Pemanfaatan LinkUMKM menjadi salah satu langkah strategis dalam memperkuat fondasi bisnis. Dengan akses pembelajaran yang beragam, pelaku usaha dapat menyesuaikan strategi bisnis dengan kebutuhan pasar yang terus berkembang.

Selain itu, BeeFam’s juga memanfaatkan berbagai layanan perbankan dari BRI untuk mendukung operasional usaha. Penggunaan QRIS BRI, layanan transaksi, pembiayaan, serta tabungan membantu memperlancar proses penjualan dan pengelolaan keuangan.

Sistem pembayaran nontunai memberikan kemudahan dalam transaksi, sekaligus membantu pencatatan keuangan menjadi lebih rapi dan terstruktur. Hal ini penting untuk menjaga keberlanjutan usaha dalam jangka panjang.

Hingga akhir 2025, LinkUMKM telah dimanfaatkan oleh lebih dari 14,98 juta pelaku UMKM di Indonesia. Platform ini menyediakan pendampingan usaha secara daring yang mencakup peningkatan kapasitas hingga akses pasar.

LinkUMKM menghadirkan enam fitur utama yang saling terintegrasi, yakni UMKM Smart, Rumah BUMN, UMKM Media, Komunitas, Etalase Digital, dan Register NIB. Selain itu, tersedia lebih dari 750 modul pembelajaran yang dirancang untuk meningkatkan kemampuan pelaku usaha, baik dari sisi soft skill maupun hard skill.

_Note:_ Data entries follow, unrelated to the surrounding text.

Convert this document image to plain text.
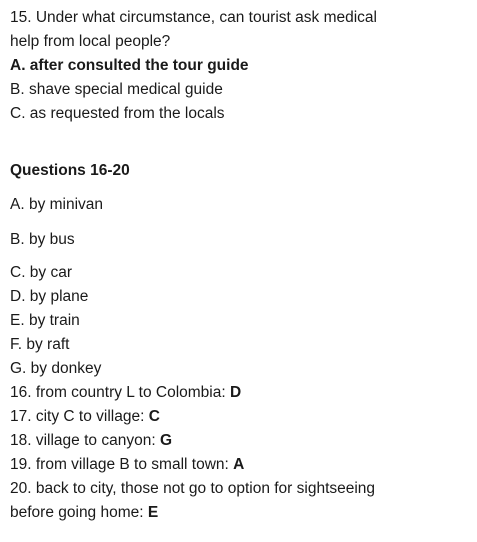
15. Under what circumstance, can tourist ask medical
help from local people?
A. after consulted the tour guide
B. shave special medical guide
C. as requested from the locals
Questions 16-20
A. by minivan
B. by bus
C. by car
D. by plane
E. by train
F. by raft
G. by donkey
16. from country L to Colombia: D
17. city C to village: C
18. village to canyon: G
19. from village B to small town: A
20. back to city, those not go to option for sightseeing
before going home: E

Direktur Micro BRI Akhmad Purwakajaya menegaskan bahwa penguatan UMKM perlu dilakukan melalui pendekatan pembelajaran yang relevan. Hal ini penting agar pelaku usaha mampu meningkatkan kapasitas dan memperluas pasar secara bertahap.

“LinkUMKM membuka kesempatan bagi pelaku usaha untuk mengikuti pelatihan yang relevan dengan kebutuhan bisnis, mulai dari penguatan dasar hingga peningkatan kapasitas untuk berkembang. Kami mendorong UMKM memanfaatkan ekosistem pembelajaran dan pendampingan agar pengelolaan usaha berjalan lebih terarah dan adaptif terhadap kebutuhan nasabah yang terus berkembang. Melalui program tersebut, BRI berkomitmen memperkuat UMKM sebagai pilar ekonomi kerakyatan yang inklusif dan berkelanjutan,” pungkasnya.

Kisah BeeFam’s menunjukkan bahwa pengalaman sederhana dapat berkembang menjadi usaha yang berdampak luas. Dengan dukungan ekosistem yang tepat, pelaku UMKM memiliki peluang besar untuk tumbuh dan berkontribusi dalam perekonomian nasional.